Complying with OSHA machine guarding standards

What methods of machine guarding do I need to use to comply with OSHA standards?

Answered by Wes Maertz, technical representative, Lab Safety Supply Inc., Janesville, WI.

Step 1: Identify the problem points

To identify the problem points in a machine, a basic understanding of mechanical hazards must be understood. The basic types of hazards are presented as motion hazards or action hazards. Examples of motion hazards include rotating (including in-running nip points), reciprocating and transversing. Examples of action hazards include cutting, punching, shearing and bending.

Rotating motion can be dangerous – even smooth, slowly rotating shafts can grip clothing, and through mere skin contact force an arm or hand into a dangerous position. The danger increases when bolts, nicks, abrasions, and projecting keys or set screws are exposed on rotating parts. According to 29 CFR 1910.219 (L), these must be made flush or guarded.

In-running nip point hazards are caused by rotating parts on machinery. There are three main types of in-running nips. The first type is created between parts rotating in opposite directions while their axes are parallel to each other. These parts may be in contact or in close proximity to each other. In the latter case, the stock fed between the rolls produce the nip points. This danger is common on machines with intermeshing gears, rolling mills and calendars. The second type of nip point is created between rotating and tangentially moving parts. The third type of nip point occurs between rotating and fixed parts, which creates a shearing, crushing or abrading action.

Reciprocating motions may be hazardous because during the back-and-forth or up-and-down motion a worker may be struck by or caught between a moving and a stationary part.

Transverse motion (movement in a straight, continuous line) creates a hazard because a worker may be struck or caught in a pinch or shear point by moving parts.

Examples of hazardous mechanical actions

Cutting action involves rotating, reciprocating or transverse motion. The danger of cutting action exists at the point of operation where finger, head and arm injuries can occur and where flying chips and scrap material can strike the eyes or face.

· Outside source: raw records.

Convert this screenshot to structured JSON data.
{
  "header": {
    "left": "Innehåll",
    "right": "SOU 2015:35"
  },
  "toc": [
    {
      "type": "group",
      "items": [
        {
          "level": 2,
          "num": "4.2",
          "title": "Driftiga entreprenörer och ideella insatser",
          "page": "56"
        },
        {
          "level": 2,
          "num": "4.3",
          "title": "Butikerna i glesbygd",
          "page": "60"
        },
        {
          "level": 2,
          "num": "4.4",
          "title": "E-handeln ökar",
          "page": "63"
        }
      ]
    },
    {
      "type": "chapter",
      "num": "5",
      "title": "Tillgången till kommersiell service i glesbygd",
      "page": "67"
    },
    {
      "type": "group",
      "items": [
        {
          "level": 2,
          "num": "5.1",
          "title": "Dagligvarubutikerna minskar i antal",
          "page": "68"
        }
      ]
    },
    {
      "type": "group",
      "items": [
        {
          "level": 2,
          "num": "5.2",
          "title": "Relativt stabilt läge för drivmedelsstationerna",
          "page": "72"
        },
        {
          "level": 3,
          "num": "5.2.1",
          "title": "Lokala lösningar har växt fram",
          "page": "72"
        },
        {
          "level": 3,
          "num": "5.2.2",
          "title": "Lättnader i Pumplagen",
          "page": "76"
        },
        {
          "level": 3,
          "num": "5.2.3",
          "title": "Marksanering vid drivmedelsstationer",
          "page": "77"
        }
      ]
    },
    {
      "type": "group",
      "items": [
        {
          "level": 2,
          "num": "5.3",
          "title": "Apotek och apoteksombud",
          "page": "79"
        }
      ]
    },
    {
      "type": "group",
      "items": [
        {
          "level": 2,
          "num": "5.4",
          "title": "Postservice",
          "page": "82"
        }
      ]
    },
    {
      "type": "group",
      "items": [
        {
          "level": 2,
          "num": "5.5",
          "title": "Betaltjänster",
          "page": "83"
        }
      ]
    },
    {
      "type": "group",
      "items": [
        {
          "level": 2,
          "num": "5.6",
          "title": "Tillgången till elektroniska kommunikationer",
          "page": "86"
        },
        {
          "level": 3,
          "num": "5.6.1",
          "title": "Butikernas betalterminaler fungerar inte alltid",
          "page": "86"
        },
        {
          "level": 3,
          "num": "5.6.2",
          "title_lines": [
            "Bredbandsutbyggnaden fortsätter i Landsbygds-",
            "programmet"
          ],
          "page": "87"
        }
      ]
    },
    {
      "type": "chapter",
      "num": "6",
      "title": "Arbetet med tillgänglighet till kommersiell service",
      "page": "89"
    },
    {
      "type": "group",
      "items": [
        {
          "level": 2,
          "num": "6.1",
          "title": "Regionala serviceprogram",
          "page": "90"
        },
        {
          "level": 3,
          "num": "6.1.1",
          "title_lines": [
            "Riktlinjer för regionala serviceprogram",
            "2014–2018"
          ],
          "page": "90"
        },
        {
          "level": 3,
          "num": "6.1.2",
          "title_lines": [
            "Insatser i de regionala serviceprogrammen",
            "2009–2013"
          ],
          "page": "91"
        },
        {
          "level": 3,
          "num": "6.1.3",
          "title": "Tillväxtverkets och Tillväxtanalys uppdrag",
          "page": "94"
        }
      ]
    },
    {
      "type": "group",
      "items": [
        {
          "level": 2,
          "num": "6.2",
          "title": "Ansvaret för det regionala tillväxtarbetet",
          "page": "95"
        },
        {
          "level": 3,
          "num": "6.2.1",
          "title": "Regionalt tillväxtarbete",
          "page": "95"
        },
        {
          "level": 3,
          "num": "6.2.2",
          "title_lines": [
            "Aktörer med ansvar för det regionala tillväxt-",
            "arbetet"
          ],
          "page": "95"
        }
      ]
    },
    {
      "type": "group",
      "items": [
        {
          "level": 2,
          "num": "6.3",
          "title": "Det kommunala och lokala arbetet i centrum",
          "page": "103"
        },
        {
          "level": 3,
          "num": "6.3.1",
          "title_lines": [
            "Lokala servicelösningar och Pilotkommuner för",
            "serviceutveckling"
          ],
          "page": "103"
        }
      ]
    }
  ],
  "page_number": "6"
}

Punching action results when power is applied to a slide (ram) for the purpose of blanking, drawing, or stamping metal or other materials. The danger of this type of action occurs at the point of operation where stock is inserted, held and withdrawn by hand as with power presses.

Shearing action involves applying power to a shear or knife to trim or shear metal or other materials. A hazard occurs at the point of operation where stock is actually inserted, held and withdrawn. Common examples are hydraulically or pneumatically powered shears.

Bending action results when power is applied to a slide to draw or stamp metal or other material. A hazard occurs at the point of operation where stock is inserted, held and withdrawn, such as power presses.

Step 2: Safeguard selection

Once the hazard points have been identified, a safeguard can be used to prevent injury. As a general rule, power transmission apparatus are best protected by fixed guards that enclose the danger area. For hazards at the point of operation, where moving parts actually perform work or stack, several kinds of safeguarding are possible. One must choose the most effective and practical means available.

Safeguards can be grouped under five general classifications: guards, devices, safety controls, gates and location/distance. Guards include four main types: fixed, interlocked, adjustable and self-adjusting. Devices also include four main types: presence-sensing, electromechanical-sensing, pullback and restraint.